Whenever a company is sold, customer data—in nearly all cases—gets into the hands of a new owner. It is important to be cautious because customer data is personal data and hence falls under the provision of local data protection frameworks. While company accountants usually provide support during the process of a sale, their support is often limited to the financial aspect of the sale.

This article will shed some light on what to look out for when selling a company within the jurisdiction of the EU-GDPR. After all, supervising authorities have already issued 5-digit fines to corporate companies in 2015 due to illegal data transfers during asset deals. What a truly expensive sale!

What is the difference between a share deal and asset deal?

The legal obligations a seller and a buyer will have to abide by depends on the type of sale. In a share deal, a company’s shares are transferred from one shareholder to another. The legal entity, which is the company itself, remains unchanged. During an asset deal, certain (or all) belongings and liabilities are sold out to the buyer. Essentially, in a share deal the buyer is acquiring a share of a legal entity, while in an asset deal, the buyer could potentially transfer all acquired assets directly for use to another legal entity.

When does a data transfer occur during the sale of a company?

During a share deal, one might be selling a company but the entity itself is not affected in the way it conducts its business and will continue to operate just like before. Any changes in operations and contracts will be subject to new management. In other words, data is not being transferred out of one legal entity to another. Therefore, it is safe to assume that data is not being transferred to another party—and hence it is not subject to GDPR provisions related to data transfers.

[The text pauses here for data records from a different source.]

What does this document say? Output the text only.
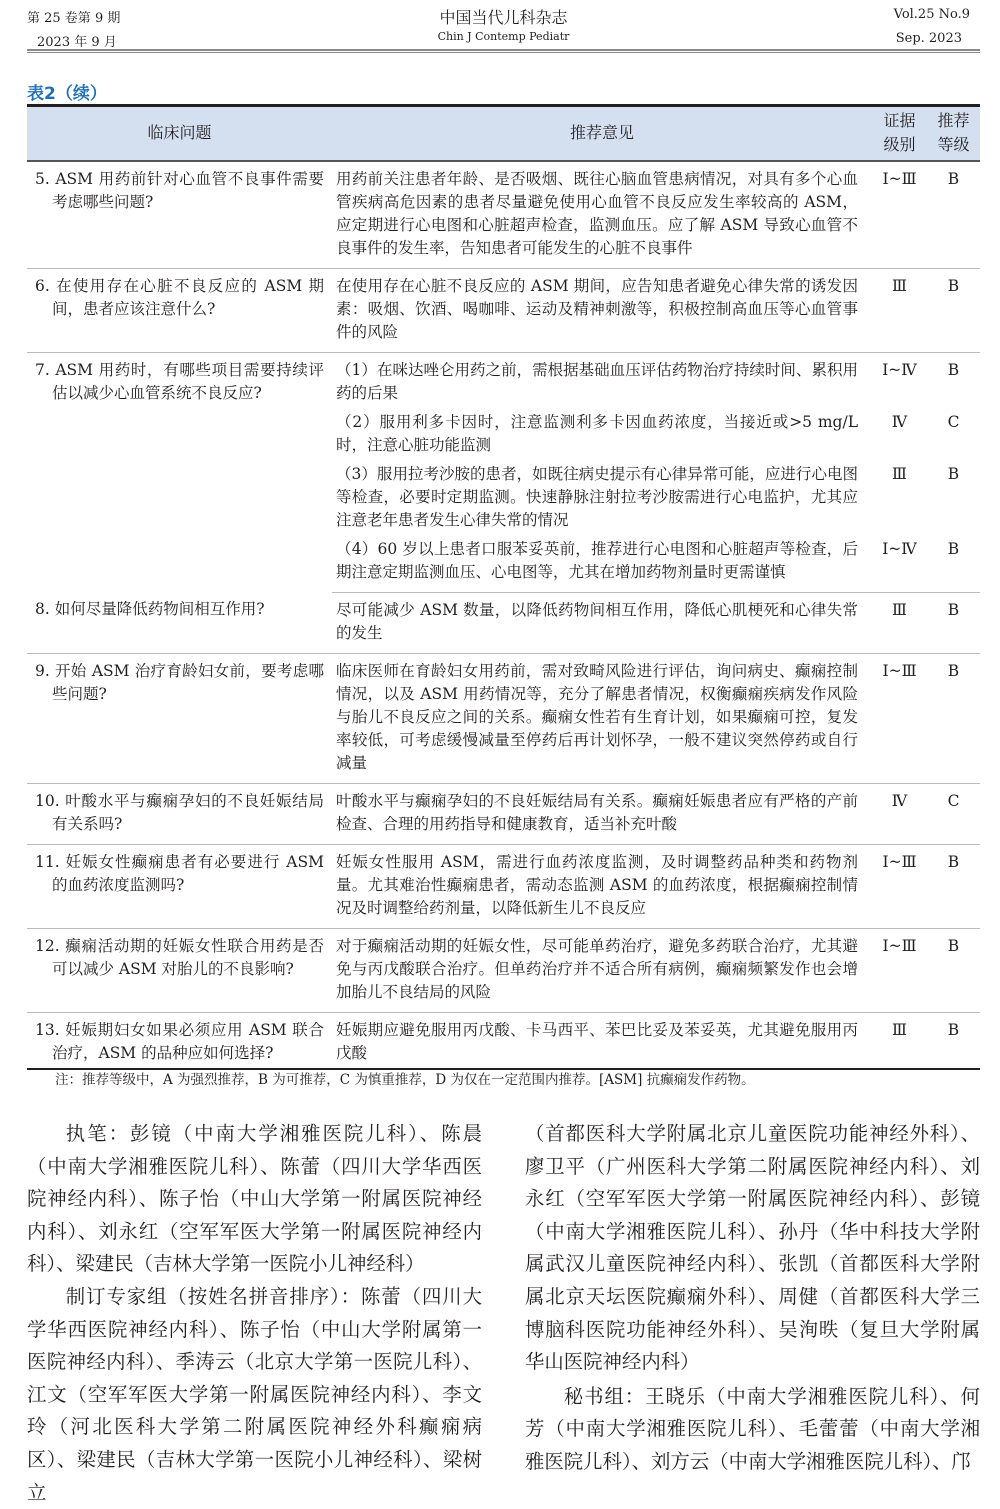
第 25 卷第 9 期
2023 年 9 月
中国当代儿科杂志
Chin J Contemp Pediatr
Vol.25 No.9
Sep. 2023
表2（续）
临床问题	推荐意见	证据级别	推荐等级
5. ASM 用药前针对心血管不良事件需要考虑哪些问题?	用药前关注患者年龄、是否吸烟、既往心脑血管患病情况，对具有多个心血管疾病高危因素的患者尽量避免使用心血管不良反应发生率较高的 ASM，应定期进行心电图和心脏超声检查，监测血压。应了解 ASM 导致心血管不良事件的发生率，告知患者可能发生的心脏不良事件	Ⅰ~Ⅲ	B
6. 在使用存在心脏不良反应的 ASM 期间，患者应该注意什么?	在使用存在心脏不良反应的 ASM 期间，应告知患者避免心律失常的诱发因素：吸烟、饮酒、喝咖啡、运动及精神刺激等，积极控制高血压等心血管事件的风险	Ⅲ	B
7. ASM 用药时，有哪些项目需要持续评估以减少心血管系统不良反应?	（1）在咪达唑仑用药之前，需根据基础血压评估药物治疗持续时间、累积用药的后果	Ⅰ~Ⅳ	B
	（2）服用利多卡因时，注意监测利多卡因血药浓度，当接近或>5 mg/L时，注意心脏功能监测	Ⅳ	C
	（3）服用拉考沙胺的患者，如既往病史提示有心律异常可能，应进行心电图等检查，必要时定期监测。快速静脉注射拉考沙胺需进行心电监护，尤其应注意老年患者发生心律失常的情况	Ⅲ	B
	（4）60 岁以上患者口服苯妥英前，推荐进行心电图和心脏超声等检查，后期注意定期监测血压、心电图等，尤其在增加药物剂量时更需谨慎	Ⅰ~Ⅳ	B
8. 如何尽量降低药物间相互作用?	尽可能减少 ASM 数量，以降低药物间相互作用，降低心肌梗死和心律失常的发生	Ⅲ	B
9. 开始 ASM 治疗育龄妇女前，要考虑哪些问题?	临床医师在育龄妇女用药前，需对致畸风险进行评估，询问病史、癫痫控制情况，以及 ASM 用药情况等，充分了解患者情况，权衡癫痫疾病发作风险与胎儿不良反应之间的关系。癫痫女性若有生育计划，如果癫痫可控，复发率较低，可考虑缓慢减量至停药后再计划怀孕，一般不建议突然停药或自行减量	Ⅰ~Ⅲ	B
10. 叶酸水平与癫痫孕妇的不良妊娠结局有关系吗?	叶酸水平与癫痫孕妇的不良妊娠结局有关系。癫痫妊娠患者应有严格的产前检查、合理的用药指导和健康教育，适当补充叶酸	Ⅳ	C
11. 妊娠女性癫痫患者有必要进行 ASM 的血药浓度监测吗?	妊娠女性服用 ASM，需进行血药浓度监测，及时调整药品种类和药物剂量。尤其难治性癫痫患者，需动态监测 ASM 的血药浓度，根据癫痫控制情况及时调整给药剂量，以降低新生儿不良反应	Ⅰ~Ⅲ	B
12. 癫痫活动期的妊娠女性联合用药是否可以减少 ASM 对胎儿的不良影响?	对于癫痫活动期的妊娠女性，尽可能单药治疗，避免多药联合治疗，尤其避免与丙戊酸联合治疗。但单药治疗并不适合所有病例，癫痫频繁发作也会增加胎儿不良结局的风险	Ⅰ~Ⅲ	B
13. 妊娠期妇女如果必须应用 ASM 联合治疗，ASM 的品种应如何选择?	妊娠期应避免服用丙戊酸、卡马西平、苯巴比妥及苯妥英，尤其避免服用丙戊酸	Ⅲ	B
注：推荐等级中，A 为强烈推荐，B 为可推荐，C 为慎重推荐，D 为仅在一定范围内推荐。[ASM] 抗癫痫发作药物。

执笔：彭镜（中南大学湘雅医院儿科）、陈晨（中南大学湘雅医院儿科）、陈蕾（四川大学华西医院神经内科）、陈子怡（中山大学第一附属医院神经内科）、刘永红（空军军医大学第一附属医院神经内科）、梁建民（吉林大学第一医院小儿神经科）

制订专家组（按姓名拼音排序）：陈蕾（四川大学华西医院神经内科）、陈子怡（中山大学附属第一医院神经内科）、季涛云（北京大学第一医院儿科）、江文（空军军医大学第一附属医院神经内科）、李文玲（河北医科大学第二附属医院神经外科癫痫病区）、梁建民（吉林大学第一医院小儿神经科）、梁树立

（首都医科大学附属北京儿童医院功能神经外科）、廖卫平（广州医科大学第二附属医院神经内科）、刘永红（空军军医大学第一附属医院神经内科）、彭镜（中南大学湘雅医院儿科）、孙丹（华中科技大学附属武汉儿童医院神经内科）、张凯（首都医科大学附属北京天坛医院癫痫外科）、周健（首都医科大学三博脑科医院功能神经外科）、吴洵昳（复旦大学附属华山医院神经内科）

秘书组：王晓乐（中南大学湘雅医院儿科）、何芳（中南大学湘雅医院儿科）、毛蕾蕾（中南大学湘雅医院儿科）、刘方云（中南大学湘雅医院儿科）、邝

Unfortunately, it is not always that easy. An asset deal constitutes a different privacy situation as opposed to a share deal. It is important to identify the assets which are being sold to another entity. As soon as an asset contains personal data as part of a sale, a data transfer in the classical sense of GDPR occurs. An example of such an asset could be a customer database. During a sale, the ownership situation of the asset that contains personal data (such as a customer database) would change and be transferred to a new legal entity.

For such data transfers, the consent of the customer concerned, or another legal basis, is required.

How to obtain consent for large amounts of personal data?

It seems to be nearly impossible to buy an asset containing large amounts of personal data, due to the need to acquire consent. Art. 6 GDPR (1) f. is often the second-best option to start determining a valid legal basis which will not lead to a fine. The outcome of such an approach is fundamentally open and depends on the specific data in question. This can be a challenge—especially with large databases—and is nearly always associated with huge legal costs.

The Bavarian Supervising Authority, in Germany, published an opinion which may just have the solution. According to the BayLDA’s point of view, companies will not be forced to obtain the consent of thousands, if not millions, of those affected subjects. Instead, the BayLDA suggests that it is completely satisfactory in the eyes of the data protection supervisory authority, if a so-called “objection solution” is applied.

To implement the “objection solution”, the Bavarian supervising authority recommends that, among others, companies must be aware of the following three main steps:

  • All data subjects are informed of the upcoming transfer before, and in good time of, the personal data transfer to another legal entity. (This can be done easily by sending out a collective e-mail or letter).
  • Data Controllers must grant all data subjects a right to object to the transmission of the data.
  • As soon as a data subject objects to the data transfer, the controller must ensure that the subject is not part of the asset deal.

Be aware of Category 9 Data

The objection solution can only be applied to personal data which is not subject to Art. 9 GDPR. Such data can only be transferred by way of informed consent in accordance with Art. 9 s. 2 lit. a) and Art. 7 GDPR.

Selling a company is subject to many legal requirements, including data protection compliance. Therefore, it is recommended to determine the correct steps during a company’s sale, to ensure data protection compliance. It is clear, the first step must be a risk-reducing practice to establish the type of sale the company is involved in.